Bus batteries – next stop sustainability

Posted on 20 June 2023

Bus batteries – next stop sustainability

If you were to open the engine bay of one of Nelson Tasman’s new electric buses next to the engine bay of a Nissan Leaf you’d notice at least one key difference. A different battery.

The Foton 12m Electric City Bus, 17 of which will have arrived in Nelson ahead of the August 1 launch date, uses a lithium iron phosphate (LFP) battery as opposed to the Nickel Magnesium Cobalt (NMC) batteries used in many electric vehicles. 

Nelson City Council Group Manager Infrastructure Alec Louverdis says that LFP batteries are safer and more sustainable than NMC batteries. 

“LFP batteries are more in tune with the needs of our new bus network in almost every way when compared to an NMC. The LFP battery has a longer life cycle, is better value, and as it doesn’t use nickel, magnesium or cobalt is more environmentally sustainable. 

“It’s also less likely to catch fire. LFP batteries are less prone to this issue than NMC batteries due to their more stable chemical structure."

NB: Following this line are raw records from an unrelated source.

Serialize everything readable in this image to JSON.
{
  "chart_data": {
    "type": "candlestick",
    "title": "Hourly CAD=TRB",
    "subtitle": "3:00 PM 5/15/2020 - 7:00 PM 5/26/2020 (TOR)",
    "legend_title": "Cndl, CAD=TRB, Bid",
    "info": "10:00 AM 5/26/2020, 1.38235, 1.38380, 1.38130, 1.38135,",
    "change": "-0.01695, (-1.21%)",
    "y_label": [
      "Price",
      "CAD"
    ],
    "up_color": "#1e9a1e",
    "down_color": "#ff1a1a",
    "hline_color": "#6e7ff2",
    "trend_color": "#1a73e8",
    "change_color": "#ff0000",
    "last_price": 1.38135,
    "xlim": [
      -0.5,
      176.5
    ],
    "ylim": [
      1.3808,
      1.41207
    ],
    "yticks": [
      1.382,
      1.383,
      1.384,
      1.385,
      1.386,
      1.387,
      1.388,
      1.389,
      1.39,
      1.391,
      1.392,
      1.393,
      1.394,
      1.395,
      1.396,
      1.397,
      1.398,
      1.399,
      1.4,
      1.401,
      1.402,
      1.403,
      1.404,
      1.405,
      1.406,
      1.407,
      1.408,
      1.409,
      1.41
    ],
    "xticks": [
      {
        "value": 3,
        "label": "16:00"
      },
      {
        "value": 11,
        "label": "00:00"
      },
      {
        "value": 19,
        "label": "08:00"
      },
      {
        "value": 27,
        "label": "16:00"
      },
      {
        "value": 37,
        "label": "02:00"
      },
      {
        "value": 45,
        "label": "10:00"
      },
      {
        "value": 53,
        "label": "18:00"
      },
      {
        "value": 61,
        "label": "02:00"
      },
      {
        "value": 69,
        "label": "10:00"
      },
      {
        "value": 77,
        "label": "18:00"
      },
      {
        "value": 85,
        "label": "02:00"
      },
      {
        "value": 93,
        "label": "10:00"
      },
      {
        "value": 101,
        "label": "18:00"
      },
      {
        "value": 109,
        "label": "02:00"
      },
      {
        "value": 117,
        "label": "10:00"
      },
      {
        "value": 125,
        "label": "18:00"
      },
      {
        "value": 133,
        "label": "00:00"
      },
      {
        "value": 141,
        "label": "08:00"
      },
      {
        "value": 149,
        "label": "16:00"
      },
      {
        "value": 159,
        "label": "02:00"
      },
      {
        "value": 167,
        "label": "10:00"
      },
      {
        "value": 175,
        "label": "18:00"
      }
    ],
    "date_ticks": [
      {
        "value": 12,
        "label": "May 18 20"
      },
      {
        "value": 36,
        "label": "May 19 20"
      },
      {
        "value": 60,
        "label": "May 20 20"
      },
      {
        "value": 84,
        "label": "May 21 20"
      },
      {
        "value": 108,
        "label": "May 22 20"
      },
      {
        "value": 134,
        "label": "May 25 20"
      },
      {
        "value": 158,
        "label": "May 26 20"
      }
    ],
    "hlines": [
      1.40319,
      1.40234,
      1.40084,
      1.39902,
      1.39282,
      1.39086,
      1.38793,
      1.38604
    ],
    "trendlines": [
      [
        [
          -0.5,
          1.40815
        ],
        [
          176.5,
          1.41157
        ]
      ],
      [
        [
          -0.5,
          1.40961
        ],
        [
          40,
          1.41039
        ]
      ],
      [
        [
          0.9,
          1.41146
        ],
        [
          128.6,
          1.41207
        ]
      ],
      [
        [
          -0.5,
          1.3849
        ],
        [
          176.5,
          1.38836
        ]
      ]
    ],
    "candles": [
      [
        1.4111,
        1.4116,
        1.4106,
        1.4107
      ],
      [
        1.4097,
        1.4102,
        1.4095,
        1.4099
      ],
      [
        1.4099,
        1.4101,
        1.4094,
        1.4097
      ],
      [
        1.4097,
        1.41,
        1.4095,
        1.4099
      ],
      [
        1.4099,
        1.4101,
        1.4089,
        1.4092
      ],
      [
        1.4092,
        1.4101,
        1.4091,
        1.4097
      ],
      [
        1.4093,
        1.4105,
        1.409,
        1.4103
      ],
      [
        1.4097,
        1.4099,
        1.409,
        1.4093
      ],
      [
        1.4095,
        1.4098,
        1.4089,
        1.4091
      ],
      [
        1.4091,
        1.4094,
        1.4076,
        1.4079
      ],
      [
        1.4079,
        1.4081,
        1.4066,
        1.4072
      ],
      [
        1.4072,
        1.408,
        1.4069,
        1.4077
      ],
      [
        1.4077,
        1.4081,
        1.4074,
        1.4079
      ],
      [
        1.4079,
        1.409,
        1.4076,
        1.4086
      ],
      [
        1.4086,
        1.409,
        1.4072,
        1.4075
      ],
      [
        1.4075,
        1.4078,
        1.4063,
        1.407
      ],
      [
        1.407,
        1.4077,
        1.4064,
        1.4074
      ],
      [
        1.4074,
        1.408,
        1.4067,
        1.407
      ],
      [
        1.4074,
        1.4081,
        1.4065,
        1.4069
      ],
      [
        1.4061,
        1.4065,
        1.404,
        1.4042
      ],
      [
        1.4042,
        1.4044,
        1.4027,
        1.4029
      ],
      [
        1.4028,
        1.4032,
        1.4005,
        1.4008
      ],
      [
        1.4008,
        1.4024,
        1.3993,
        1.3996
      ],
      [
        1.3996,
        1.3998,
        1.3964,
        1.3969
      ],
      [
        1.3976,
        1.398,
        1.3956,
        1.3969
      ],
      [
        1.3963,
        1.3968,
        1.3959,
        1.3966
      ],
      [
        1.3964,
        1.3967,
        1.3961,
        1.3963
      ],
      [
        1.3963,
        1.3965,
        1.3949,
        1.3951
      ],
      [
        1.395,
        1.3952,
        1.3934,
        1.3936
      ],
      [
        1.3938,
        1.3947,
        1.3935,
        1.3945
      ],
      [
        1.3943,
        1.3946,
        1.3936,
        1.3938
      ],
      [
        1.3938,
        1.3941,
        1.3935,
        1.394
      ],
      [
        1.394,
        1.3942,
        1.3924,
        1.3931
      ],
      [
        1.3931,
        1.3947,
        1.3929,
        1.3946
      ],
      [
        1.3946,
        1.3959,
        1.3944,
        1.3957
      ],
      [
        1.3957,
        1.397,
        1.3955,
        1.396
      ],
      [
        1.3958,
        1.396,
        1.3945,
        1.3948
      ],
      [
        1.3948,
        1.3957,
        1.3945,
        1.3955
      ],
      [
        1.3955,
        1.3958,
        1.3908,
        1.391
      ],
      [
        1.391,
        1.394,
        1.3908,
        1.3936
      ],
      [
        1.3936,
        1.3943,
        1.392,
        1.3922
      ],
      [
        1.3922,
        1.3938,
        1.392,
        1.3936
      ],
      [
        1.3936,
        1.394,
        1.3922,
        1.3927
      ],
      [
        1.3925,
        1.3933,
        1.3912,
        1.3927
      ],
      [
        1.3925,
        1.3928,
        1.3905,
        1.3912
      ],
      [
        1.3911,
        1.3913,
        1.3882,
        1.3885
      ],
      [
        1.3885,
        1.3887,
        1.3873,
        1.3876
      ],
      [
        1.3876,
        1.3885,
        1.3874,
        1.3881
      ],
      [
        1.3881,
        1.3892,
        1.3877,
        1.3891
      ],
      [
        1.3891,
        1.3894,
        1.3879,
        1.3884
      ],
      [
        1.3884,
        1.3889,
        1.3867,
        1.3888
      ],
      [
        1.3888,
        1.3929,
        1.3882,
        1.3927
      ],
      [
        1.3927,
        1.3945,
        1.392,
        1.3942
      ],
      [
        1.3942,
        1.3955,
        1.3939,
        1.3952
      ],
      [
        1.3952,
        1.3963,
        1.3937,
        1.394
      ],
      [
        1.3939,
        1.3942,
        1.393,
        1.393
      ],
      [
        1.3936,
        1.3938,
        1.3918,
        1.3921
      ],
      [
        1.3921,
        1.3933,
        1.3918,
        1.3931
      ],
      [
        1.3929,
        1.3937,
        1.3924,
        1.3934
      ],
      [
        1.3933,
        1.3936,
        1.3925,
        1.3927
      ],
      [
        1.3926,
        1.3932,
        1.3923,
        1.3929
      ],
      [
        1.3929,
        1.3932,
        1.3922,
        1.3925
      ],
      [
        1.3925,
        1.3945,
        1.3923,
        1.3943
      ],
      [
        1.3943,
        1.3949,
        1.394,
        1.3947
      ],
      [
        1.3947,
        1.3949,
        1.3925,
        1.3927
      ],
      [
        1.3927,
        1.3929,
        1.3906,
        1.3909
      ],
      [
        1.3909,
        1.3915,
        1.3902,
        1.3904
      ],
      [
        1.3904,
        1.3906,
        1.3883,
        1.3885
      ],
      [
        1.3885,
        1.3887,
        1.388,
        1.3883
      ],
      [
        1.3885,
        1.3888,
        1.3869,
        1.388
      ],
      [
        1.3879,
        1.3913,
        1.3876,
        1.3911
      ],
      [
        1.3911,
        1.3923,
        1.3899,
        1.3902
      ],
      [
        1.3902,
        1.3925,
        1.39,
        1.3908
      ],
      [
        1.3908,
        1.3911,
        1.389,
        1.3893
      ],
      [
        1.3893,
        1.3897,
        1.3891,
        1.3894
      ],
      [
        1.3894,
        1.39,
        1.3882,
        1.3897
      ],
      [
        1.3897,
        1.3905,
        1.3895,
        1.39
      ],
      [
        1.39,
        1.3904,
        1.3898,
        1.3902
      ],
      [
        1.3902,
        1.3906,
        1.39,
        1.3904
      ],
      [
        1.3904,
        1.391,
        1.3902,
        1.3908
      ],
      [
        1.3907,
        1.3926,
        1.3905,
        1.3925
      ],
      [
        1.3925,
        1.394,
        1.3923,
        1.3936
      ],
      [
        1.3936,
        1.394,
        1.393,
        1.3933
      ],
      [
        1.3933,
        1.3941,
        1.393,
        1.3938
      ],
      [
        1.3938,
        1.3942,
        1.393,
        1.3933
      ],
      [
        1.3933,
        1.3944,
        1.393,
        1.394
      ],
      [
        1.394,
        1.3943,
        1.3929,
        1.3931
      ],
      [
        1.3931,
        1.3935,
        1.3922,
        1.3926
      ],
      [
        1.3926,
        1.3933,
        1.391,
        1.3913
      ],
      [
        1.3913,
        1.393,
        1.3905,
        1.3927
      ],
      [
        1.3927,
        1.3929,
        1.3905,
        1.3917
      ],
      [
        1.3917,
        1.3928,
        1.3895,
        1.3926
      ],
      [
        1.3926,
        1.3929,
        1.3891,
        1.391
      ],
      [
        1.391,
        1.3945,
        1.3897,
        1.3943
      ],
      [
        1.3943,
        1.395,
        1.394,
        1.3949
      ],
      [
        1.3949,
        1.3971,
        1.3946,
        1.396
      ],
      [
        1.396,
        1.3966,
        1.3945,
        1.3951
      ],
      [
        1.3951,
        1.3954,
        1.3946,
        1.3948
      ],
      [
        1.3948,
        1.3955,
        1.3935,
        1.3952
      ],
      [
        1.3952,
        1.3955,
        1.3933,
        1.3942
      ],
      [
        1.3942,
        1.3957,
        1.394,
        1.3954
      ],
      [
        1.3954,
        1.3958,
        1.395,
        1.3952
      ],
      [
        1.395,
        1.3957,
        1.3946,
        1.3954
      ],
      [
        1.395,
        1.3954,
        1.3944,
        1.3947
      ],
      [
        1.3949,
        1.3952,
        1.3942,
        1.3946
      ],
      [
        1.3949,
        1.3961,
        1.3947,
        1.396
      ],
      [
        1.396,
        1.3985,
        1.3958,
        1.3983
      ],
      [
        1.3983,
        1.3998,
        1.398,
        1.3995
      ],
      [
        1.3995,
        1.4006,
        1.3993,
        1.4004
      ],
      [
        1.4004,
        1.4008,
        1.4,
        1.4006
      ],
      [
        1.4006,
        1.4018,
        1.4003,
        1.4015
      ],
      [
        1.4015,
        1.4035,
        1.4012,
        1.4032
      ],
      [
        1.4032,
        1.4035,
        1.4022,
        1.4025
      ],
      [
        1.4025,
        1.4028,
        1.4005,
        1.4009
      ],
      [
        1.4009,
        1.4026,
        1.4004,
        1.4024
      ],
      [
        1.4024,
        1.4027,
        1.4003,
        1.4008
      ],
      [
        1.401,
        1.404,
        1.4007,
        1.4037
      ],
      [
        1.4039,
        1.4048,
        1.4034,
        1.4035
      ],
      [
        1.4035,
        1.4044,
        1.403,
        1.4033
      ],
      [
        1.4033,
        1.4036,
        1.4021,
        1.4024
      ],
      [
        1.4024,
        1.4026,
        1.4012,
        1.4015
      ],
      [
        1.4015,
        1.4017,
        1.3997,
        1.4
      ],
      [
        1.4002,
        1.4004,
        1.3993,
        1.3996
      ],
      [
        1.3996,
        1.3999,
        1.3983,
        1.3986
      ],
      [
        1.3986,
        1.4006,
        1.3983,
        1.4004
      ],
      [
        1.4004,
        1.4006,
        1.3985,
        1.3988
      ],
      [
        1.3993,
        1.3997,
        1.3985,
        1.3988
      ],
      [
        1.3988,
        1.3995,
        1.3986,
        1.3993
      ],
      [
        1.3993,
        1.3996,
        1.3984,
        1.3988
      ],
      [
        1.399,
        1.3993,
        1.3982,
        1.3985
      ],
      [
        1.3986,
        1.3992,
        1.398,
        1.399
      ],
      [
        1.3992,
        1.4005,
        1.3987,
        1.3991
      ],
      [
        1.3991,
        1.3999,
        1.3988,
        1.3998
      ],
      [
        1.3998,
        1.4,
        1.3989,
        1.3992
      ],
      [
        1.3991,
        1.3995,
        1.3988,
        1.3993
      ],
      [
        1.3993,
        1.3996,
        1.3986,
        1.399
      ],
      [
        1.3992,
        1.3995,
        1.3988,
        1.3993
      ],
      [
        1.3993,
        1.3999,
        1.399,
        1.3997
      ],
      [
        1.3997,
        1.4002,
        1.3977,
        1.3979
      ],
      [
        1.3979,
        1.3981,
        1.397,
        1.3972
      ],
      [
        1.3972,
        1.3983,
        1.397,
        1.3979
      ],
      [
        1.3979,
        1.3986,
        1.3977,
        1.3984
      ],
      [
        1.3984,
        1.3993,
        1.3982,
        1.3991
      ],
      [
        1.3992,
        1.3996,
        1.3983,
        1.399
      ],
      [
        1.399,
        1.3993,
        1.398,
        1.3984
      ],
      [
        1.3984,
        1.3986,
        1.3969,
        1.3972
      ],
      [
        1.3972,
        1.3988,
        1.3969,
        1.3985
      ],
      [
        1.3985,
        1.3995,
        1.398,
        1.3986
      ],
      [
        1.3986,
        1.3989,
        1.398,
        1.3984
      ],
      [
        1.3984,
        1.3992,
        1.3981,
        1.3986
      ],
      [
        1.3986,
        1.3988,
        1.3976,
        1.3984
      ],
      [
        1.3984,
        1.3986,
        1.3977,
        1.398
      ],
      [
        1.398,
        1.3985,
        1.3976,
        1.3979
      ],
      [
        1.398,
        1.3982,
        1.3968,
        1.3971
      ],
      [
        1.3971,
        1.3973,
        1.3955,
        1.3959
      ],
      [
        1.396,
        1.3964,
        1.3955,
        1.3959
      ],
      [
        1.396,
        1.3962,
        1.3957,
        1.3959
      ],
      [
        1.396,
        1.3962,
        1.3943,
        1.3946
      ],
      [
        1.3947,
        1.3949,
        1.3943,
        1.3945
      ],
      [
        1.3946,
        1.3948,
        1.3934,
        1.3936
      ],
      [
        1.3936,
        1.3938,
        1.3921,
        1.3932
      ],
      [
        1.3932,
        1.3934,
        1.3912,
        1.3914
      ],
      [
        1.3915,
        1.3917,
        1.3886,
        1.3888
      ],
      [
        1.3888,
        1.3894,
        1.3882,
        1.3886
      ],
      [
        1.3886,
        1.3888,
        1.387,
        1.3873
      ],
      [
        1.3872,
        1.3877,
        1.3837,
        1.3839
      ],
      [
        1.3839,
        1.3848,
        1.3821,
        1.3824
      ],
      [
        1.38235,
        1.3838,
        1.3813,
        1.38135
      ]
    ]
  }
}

The LFP batteries that will come with our buses are expected to last for more than 10 years, but once they reach that point it won’t be the end of their journey. 

“The buses could be used on a shorter run or alternatively the old batteries can be reused at the Richmond bus depot to store energy from renewable sources to charge buses or supply power to the depot,” says Louverdis.  

“Giving the batteries a second life goes further to reducing the impact our buses have on the environment. We’re really excited to get the new buses on the road, so Nelsonians can see just how good their new service will be.”